King Yama said, "Fine, if your emotional attachments are so strong, I will follow your wishes and help you out. You can go back and be his wife."

When the grandmother heard that she would become her grandson's wife, she wanted to say that she didn't want to, but there was no way she could oppose King Yama's orders. So she reluctantly went off to rebirth. She was reborn as a little girl, and when her grandson grew up, she married him. That's why the verse said that "the grandson is marrying the grandmother."

Dhyana Master Bao Zhi looked out the window and saw a little girl munching on a pig's hoof. He said, "The daughter is eating the mother's flesh." The little girl's mother had been reborn as a pig. The hoof she was chewing on was from the pig that had been her mother, but she didn't know it.

Then the Dhyana Master looked over at the bandstand and said, "The son is beating on his father's skin." The boy's father had been reborn as a mule. The boy was beating on a drum stretched with hide which came from that mule. Maybe when the father was alive he had beaten the boy all the time with sticks, clubs, and rods, and so now the boy was whacking his father with drumsticks all day long.

Dhyana Master Bao Zhi glanced at the couch and said, "Pigs and sheep are sitting on the couch." The pigs and sheep the family had eaten before had been reborn as people and were joining the wedding festivities. They were really there to get their revenge.

Dhyana Master Bao Zhi looked into the pot of meat stew and remarked, "Oh, the six kinds of relatives are cooking in the pot." The six kinds of relatives--father, mother, elder siblings, younger siblings, spouse, and children--are bound together by their emotional ties. What are relatives all about? They are about emotion. Emotion is like Crazy Glue, which glues all the relatives together so they cannot separate. Now the past relatives of the family have been reborn as pigs and sheep for people to slaughter and make into meat stew to eat.

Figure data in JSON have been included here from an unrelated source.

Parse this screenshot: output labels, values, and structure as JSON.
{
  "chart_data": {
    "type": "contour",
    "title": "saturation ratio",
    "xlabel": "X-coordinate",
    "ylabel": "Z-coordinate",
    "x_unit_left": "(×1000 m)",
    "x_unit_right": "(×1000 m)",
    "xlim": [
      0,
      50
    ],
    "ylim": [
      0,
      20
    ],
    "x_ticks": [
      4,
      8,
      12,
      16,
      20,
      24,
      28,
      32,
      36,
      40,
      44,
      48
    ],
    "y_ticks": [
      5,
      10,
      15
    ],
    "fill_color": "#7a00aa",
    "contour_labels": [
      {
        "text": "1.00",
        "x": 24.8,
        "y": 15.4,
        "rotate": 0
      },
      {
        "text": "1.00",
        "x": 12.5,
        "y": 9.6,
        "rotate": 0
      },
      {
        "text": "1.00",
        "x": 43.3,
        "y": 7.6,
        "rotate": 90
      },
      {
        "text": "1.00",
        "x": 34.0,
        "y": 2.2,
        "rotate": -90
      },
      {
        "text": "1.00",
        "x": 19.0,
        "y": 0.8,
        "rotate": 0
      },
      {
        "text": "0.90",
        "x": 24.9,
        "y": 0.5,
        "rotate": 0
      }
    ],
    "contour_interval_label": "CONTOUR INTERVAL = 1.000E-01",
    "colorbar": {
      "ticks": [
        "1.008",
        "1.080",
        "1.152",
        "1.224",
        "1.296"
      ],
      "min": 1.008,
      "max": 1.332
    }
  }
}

There is a verse describing the Chinese character for "meat":

In the character for "meat" there are two people;
The one inside is holding onto the one outside.
Living beings eating the flesh of living beings:
If you really think about it, it's just people eating people.

Taking in the whole situation, Dhyana Master Bao Zhi summed it up in two lines:

Everyone has come to offer their congratulations,
But I see that this is really suffering!

After saying those words of "blessing," he left, not caring whether the people wanted to hear them or not. He didn't take the offerings of money they had given him, either. If the people inside the character for "meat" could be our relatives who have been reborn as horses, cows, sheep, chickens, dogs, and so forth, we should give it some thought. Could it be that my ancestors have come back as horses, cows, sheep, chickens, dogs, and so on? Or that my parents have been reborn as animals? Or that my beloved pet cat or dog has been reborn in those forms? Or that the horses, cows, and sheep that we raised have been reborn? If my pets have turned into pigs and sheep, how painful it would be if I ate their flesh!

If you think what I am saying could be right, you might want to give it some thought. Look into it and see if it has any principle. If you think my words are wrong, simply forget them and act as if I never said them. Just let them blow by your ears like the wind.